NYU’s Institute for Public Knowledge and the Urban Democracy Lab at NYU invite you to a discussion with Javier Auyero and Gianpaolo Baiocchi exploring how the urban poor survive before, during, and after the COVID-19 pandemic.

The COVID-19 pandemic is having devastating effects in Latin America and the Caribbean. More than one and a half million COVID-related deaths have been recorded in the region. Most countries experience deep economic crises (an average 8 percent contraction in GDP), crumbling labor markets, and exponential growth of poverty and marginality. How do the urban poor manage to make ends meet when their informal sources of income vanish or shrink? How do their strategies of subsistence intersect and interact with existing forms of domination and exploitation? Nearly a half-century ago, two scholars north and south of the US border, Larissa Lomnitz and Carol Stack, called attention to the role played by reciprocity networks in poor peoples’ survival strategies. 

This talk draws on collaborative ethnographic fieldwork in one squatter settlement and two adjacent low-income neighborhoods in Buenos Aires to show that before, during, and after the pandemic those at the urban margins casted wide webs of connection with kin and friends to cope with scarcity. They also relied on patronage and collective action while reaching out to their governments for help with sheer survival and to keep their hopes somewhat alive. Most research on survival strategies has overlooked state and street violence as literal threats to poor people’s daily subsistence. This talk will briefly describe individual and collective strategies poor residents use to navigate daily dangers and advocate for the incorporation of personal safety into the study of poor people’s strategies. The talk will present vignettes (ethnographic reconstructions, analytic writing, personal testimony, and photographs) of a book in progress that experiments with different narrative styles.
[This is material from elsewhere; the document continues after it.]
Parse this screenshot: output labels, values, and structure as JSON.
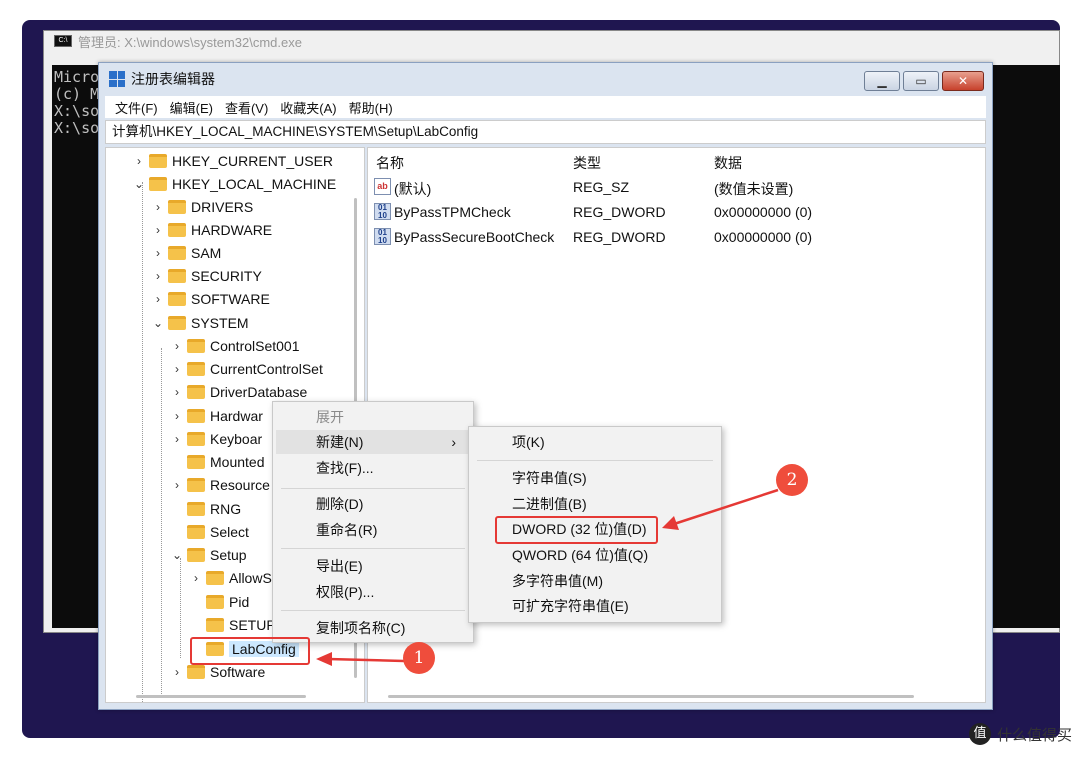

Javier Auyero is the Joe R. and Teresa Lozano Long Professor in Latin American Sociology at the University of Texas at Austin. His main areas of research, writing, and teaching are urban marginality, political ethnography, and collective violence. His research has been funded by the John Simon Guggenheim Foundation, the American Council of Learned Societies, the National Science Foundation, and the Harry Frank Guggenheim Foundation.

Gianpaolo Baiocchi is a sociologist and an ethnographer interested in questions of politics and culture, critical social theory, and cities. He has written about and continues to research instances of civic life both in his native Brazil and in the US. He is a leading social science expert on participatory democracy who has for the last decade engaged public officials, voluntary organizations, and policy makers on the practice and implementation of participatory processes. He heads Gallatin’s Urban Democracy Lab, which launched in 2014 and which provides a space for scholars and practitioners to collaborate and exchange ideas for cultivating just, sustainable, and creative urban futures.